To avoid this, Redis provides the RPOPLPUSH command, which atomically removes the message from the main message queue and inserts it into the backup queue until the consumer completes its normal processing logic before removing it from the backup queue. You can also provide a daemon that, when it finds that messages in the backup queue are out of date, can be put back into the main message queue so that other consumer programs can continue processing them.

7. Perform full operations on collection structures such as Hash and Set

When using HASH structure to store object attributes, there are only a limited number of fields at the beginning, and HGETALL is often used to obtain all members, which is also very efficient. However, with the development of business, fields will be expanded to hundreds or even hundreds. If HGETALL is used at this time, the efficiency will decrease sharply and the network adapter will be filled frequently [time complexity O(N)]. In this case, it is recommended to split the HGETALL into multiple Hash structures based on services. Or if most of the operations are getting all the attributes, you can serialize all the attributes to a STRING store! The same is true when you use SMEMBERS to manipulate the SET structure type!

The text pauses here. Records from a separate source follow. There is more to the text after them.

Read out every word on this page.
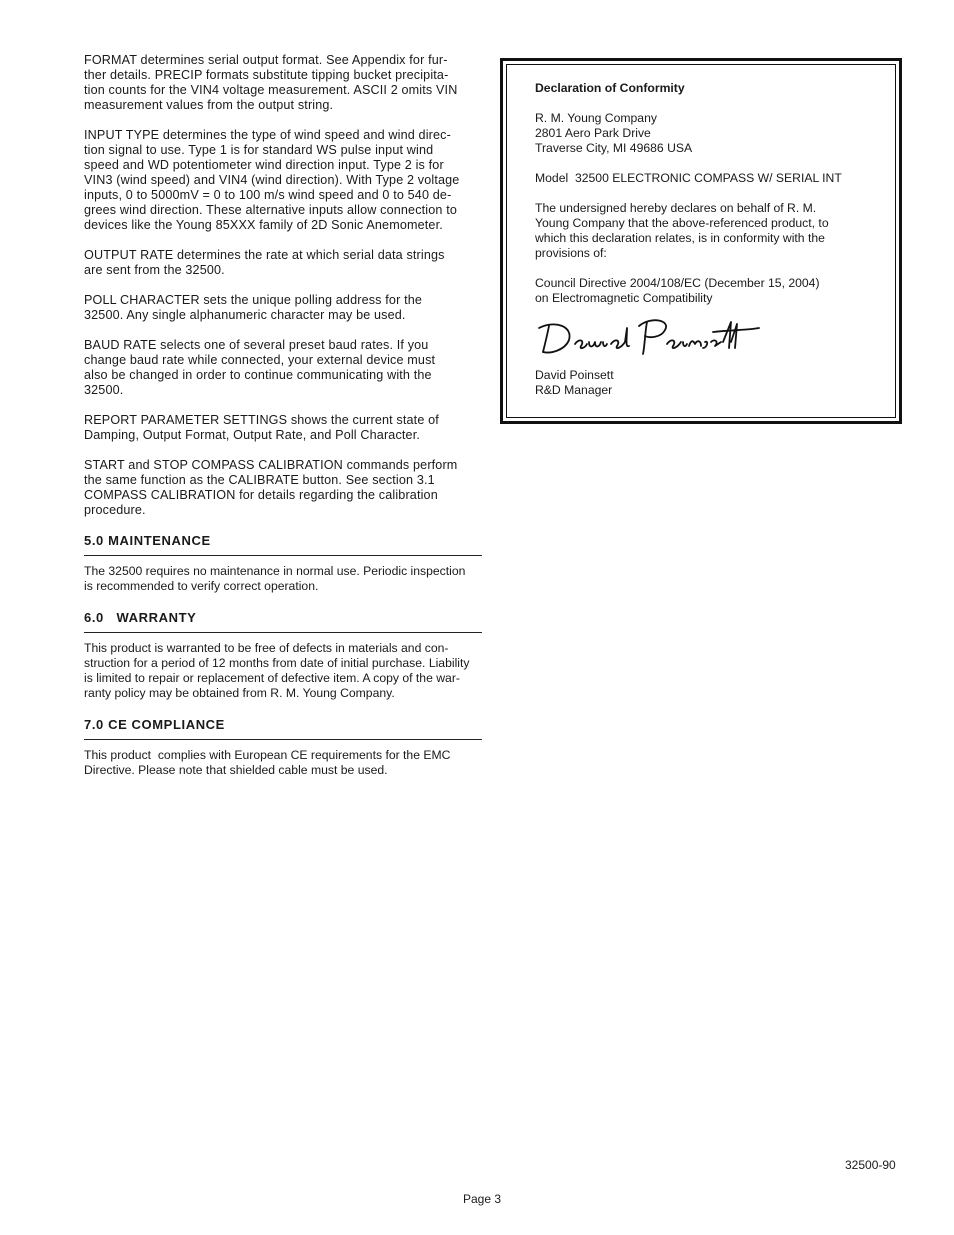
FORMAT determines serial output format. See Appendix for fur-
ther details. PRECIP formats substitute tipping bucket precipita-
tion counts for the VIN4 voltage measurement. ASCII 2 omits VIN
measurement values from the output string.
INPUT TYPE determines the type of wind speed and wind direc-
tion signal to use. Type 1 is for standard WS pulse input wind
speed and WD potentiometer wind direction input. Type 2 is for
VIN3 (wind speed) and VIN4 (wind direction). With Type 2 voltage
inputs, 0 to 5000mV = 0 to 100 m/s wind speed and 0 to 540 de-
grees wind direction. These alternative inputs allow connection to
devices like the Young 85XXX family of 2D Sonic Anemometer.
OUTPUT RATE determines the rate at which serial data strings
are sent from the 32500.
POLL CHARACTER sets the unique polling address for the
32500. Any single alphanumeric character may be used.
BAUD RATE selects one of several preset baud rates. If you
change baud rate while connected, your external device must
also be changed in order to continue communicating with the
32500.
REPORT PARAMETER SETTINGS shows the current state of
Damping, Output Format, Output Rate, and Poll Character.
START and STOP COMPASS CALIBRATION commands perform
the same function as the CALIBRATE button. See section 3.1
COMPASS CALIBRATION for details regarding the calibration
procedure.
5.0 MAINTENANCE
The 32500 requires no maintenance in normal use. Periodic inspection
is recommended to verify correct operation.
6.0   WARRANTY
This product is warranted to be free of defects in materials and con-
struction for a period of 12 months from date of initial purchase. Liability
is limited to repair or replacement of defective item. A copy of the war-
ranty policy may be obtained from R. M. Young Company.
7.0 CE COMPLIANCE
This product  complies with European CE requirements for the EMC
Directive. Please note that shielded cable must be used.
Declaration of Conformity
R. M. Young Company
2801 Aero Park Drive
Traverse City, MI 49686 USA
Model  32500 ELECTRONIC COMPASS W/ SERIAL INT
The undersigned hereby declares on behalf of R. M.
Young Company that the above-referenced product, to
which this declaration relates, is in conformity with the
provisions of:
Council Directive 2004/108/EC (December 15, 2004)
on Electromagnetic Compatibility
David Poinsett
R&D Manager
32500-90
Page 3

8. Use different data structure types based on service scenarios

Redis currently supports more types of database structures: String, Hash, List, Set, Sorted Set, Bitmap, HyperLogLog and geospatial, etc., need to select appropriate types according to business scenarios.

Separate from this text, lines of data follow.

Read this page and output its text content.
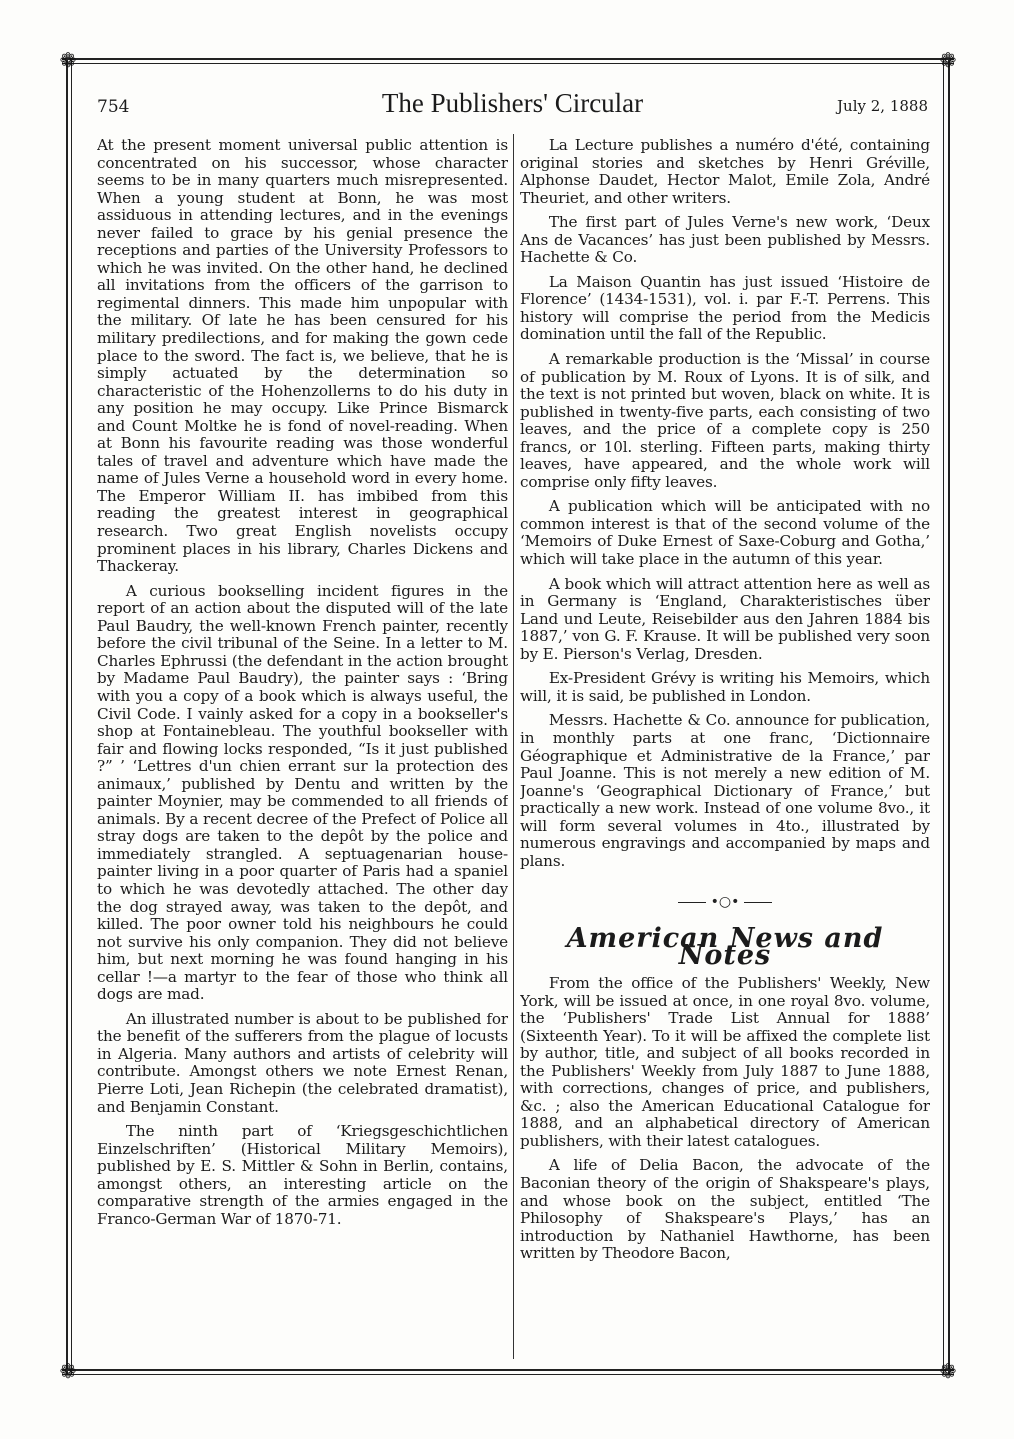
❁	❁
❁	❁
754	The Publishers' Circular	July 2, 1888

At the present moment universal public attention is concentrated on his successor, whose character seems to be in many quarters much misrepresented. When a young student at Bonn, he was most assiduous in attending lectures, and in the evenings never failed to grace by his genial presence the receptions and parties of the University Professors to which he was invited. On the other hand, he declined all invitations from the officers of the garrison to regimental dinners. This made him unpopular with the military. Of late he has been censured for his military predilections, and for making the gown cede place to the sword. The fact is, we believe, that he is simply actuated by the determination so characteristic of the Hohenzollerns to do his duty in any position he may occupy. Like Prince Bismarck and Count Moltke he is fond of novel-reading. When at Bonn his favourite reading was those wonderful tales of travel and adventure which have made the name of Jules Verne a household word in every home. The Emperor William II. has imbibed from this reading the greatest interest in geographical research. Two great English novelists occupy prominent places in his library, Charles Dickens and Thackeray.

A curious bookselling incident figures in the report of an action about the disputed will of the late Paul Baudry, the well-known French painter, recently before the civil tribunal of the Seine. In a letter to M. Charles Ephrussi (the defendant in the action brought by Madame Paul Baudry), the painter says : ‘Bring with you a copy of a book which is always useful, the Civil Code. I vainly asked for a copy in a bookseller's shop at Fontainebleau. The youthful bookseller with fair and flowing locks responded, “Is it just published ?” ’ ‘Lettres d'un chien errant sur la protection des animaux,’ published by Dentu and written by the painter Moynier, may be commended to all friends of animals. By a recent decree of the Prefect of Police all stray dogs are taken to the depôt by the police and immediately strangled. A septuagenarian house-painter living in a poor quarter of Paris had a spaniel to which he was devotedly attached. The other day the dog strayed away, was taken to the depôt, and killed. The poor owner told his neighbours he could not survive his only companion. They did not believe him, but next morning he was found hanging in his cellar !—a martyr to the fear of those who think all dogs are mad.

An illustrated number is about to be published for the benefit of the sufferers from the plague of locusts in Algeria. Many authors and artists of celebrity will contribute. Amongst others we note Ernest Renan, Pierre Loti, Jean Richepin (the celebrated dramatist), and Benjamin Constant.

The ninth part of ‘Kriegsgeschichtlichen Einzelschriften’ (Historical Military Memoirs), published by E. S. Mittler & Sohn in Berlin, contains, amongst others, an interesting article on the comparative strength of the armies engaged in the Franco-German War of 1870-71.

La Lecture publishes a numéro d'été, containing original stories and sketches by Henri Gréville, Alphonse Daudet, Hector Malot, Emile Zola, André Theuriet, and other writers.

The first part of Jules Verne's new work, ‘Deux Ans de Vacances’ has just been published by Messrs. Hachette & Co.

La Maison Quantin has just issued ‘Histoire de Florence’ (1434-1531), vol. i. par F.-T. Perrens. This history will comprise the period from the Medicis domination until the fall of the Republic.

A remarkable production is the ‘Missal’ in course of publication by M. Roux of Lyons. It is of silk, and the text is not printed but woven, black on white. It is published in twenty-five parts, each consisting of two leaves, and the price of a complete copy is 250 francs, or 10l. sterling. Fifteen parts, making thirty leaves, have appeared, and the whole work will comprise only fifty leaves.

A publication which will be anticipated with no common interest is that of the second volume of the ‘Memoirs of Duke Ernest of Saxe-Coburg and Gotha,’ which will take place in the autumn of this year.

A book which will attract attention here as well as in Germany is ‘England, Charakteristisches über Land und Leute, Reisebilder aus den Jahren 1884 bis 1887,’ von G. F. Krause. It will be published very soon by E. Pierson's Verlag, Dresden.

Ex-President Grévy is writing his Memoirs, which will, it is said, be published in London.

Messrs. Hachette & Co. announce for publication, in monthly parts at one franc, ‘Dictionnaire Géographique et Administrative de la France,’ par Paul Joanne. This is not merely a new edition of M. Joanne's ‘Geographical Dictionary of France,’ but practically a new work. Instead of one volume 8vo., it will form several volumes in 4to., illustrated by numerous engravings and accompanied by maps and plans.

•○•
American News and Notes

From the office of the Publishers' Weekly, New York, will be issued at once, in one royal 8vo. volume, the ‘Publishers' Trade List Annual for 1888’ (Sixteenth Year). To it will be affixed the complete list by author, title, and subject of all books recorded in the Publishers' Weekly from July 1887 to June 1888, with corrections, changes of price, and publishers, &c. ; also the American Educational Catalogue for 1888, and an alphabetical directory of American publishers, with their latest catalogues.

A life of Delia Bacon, the advocate of the Baconian theory of the origin of Shakspeare's plays, and whose book on the subject, entitled ‘The Philosophy of Shakspeare's Plays,’ has an introduction by Nathaniel Hawthorne, has been written by Theodore Bacon,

Common examples are: String can be used as a plain K-V, count class; Hash can be used as an object, such as a commodity or broker, to contain information with multiple attributes. Lists can be used as message queues, fan/follow lists, etc. Set can be used for recommendations; Sorted Set can be used for leaderboards and so on!

9. Naming conventions

Although Redis supports multiple databases (32 by default, more can be configured), all but the default library 0 require an additional request. So it’s probably smarter to use prefixes as namespaces.

In addition, when using prefixes as namespaces to separate different keys, it is best to use global configuration in the program and avoid directly writing prefixes in the code. This is not maintainable.

For example: System name: Service name: Service data: others

Note, however, that the name of the key should not be too long, as clear as possible, easy to understand, need to weigh yourself

10. Do not run the monitor command online

Do not use the monitor command in the production environment. In the case of high concurrency, the monitor command may cause memory explosion and affect Redis performance

11. Disable large strings

The core cluster disables 1MB string keys (although Redis supports 512MB strings). If a 1MB key is written 10 times per second, 10MB of network IO will be written.

12. Redis capacity

It is recommended that the memory size of a single instance be less than 10 to 20GB. You are advised to limit the number of keys contained in the redis instance to 1kw. If the number of keys in a single instance is too large, expired keys may not be reclaimed in time.

13. The reliability

Periodically monitor the health status of redis: Use various Redis health monitoring tools to periodically return the Redis info. Use connection pooling (long links and automatic reconnection) for client connections whenever possible.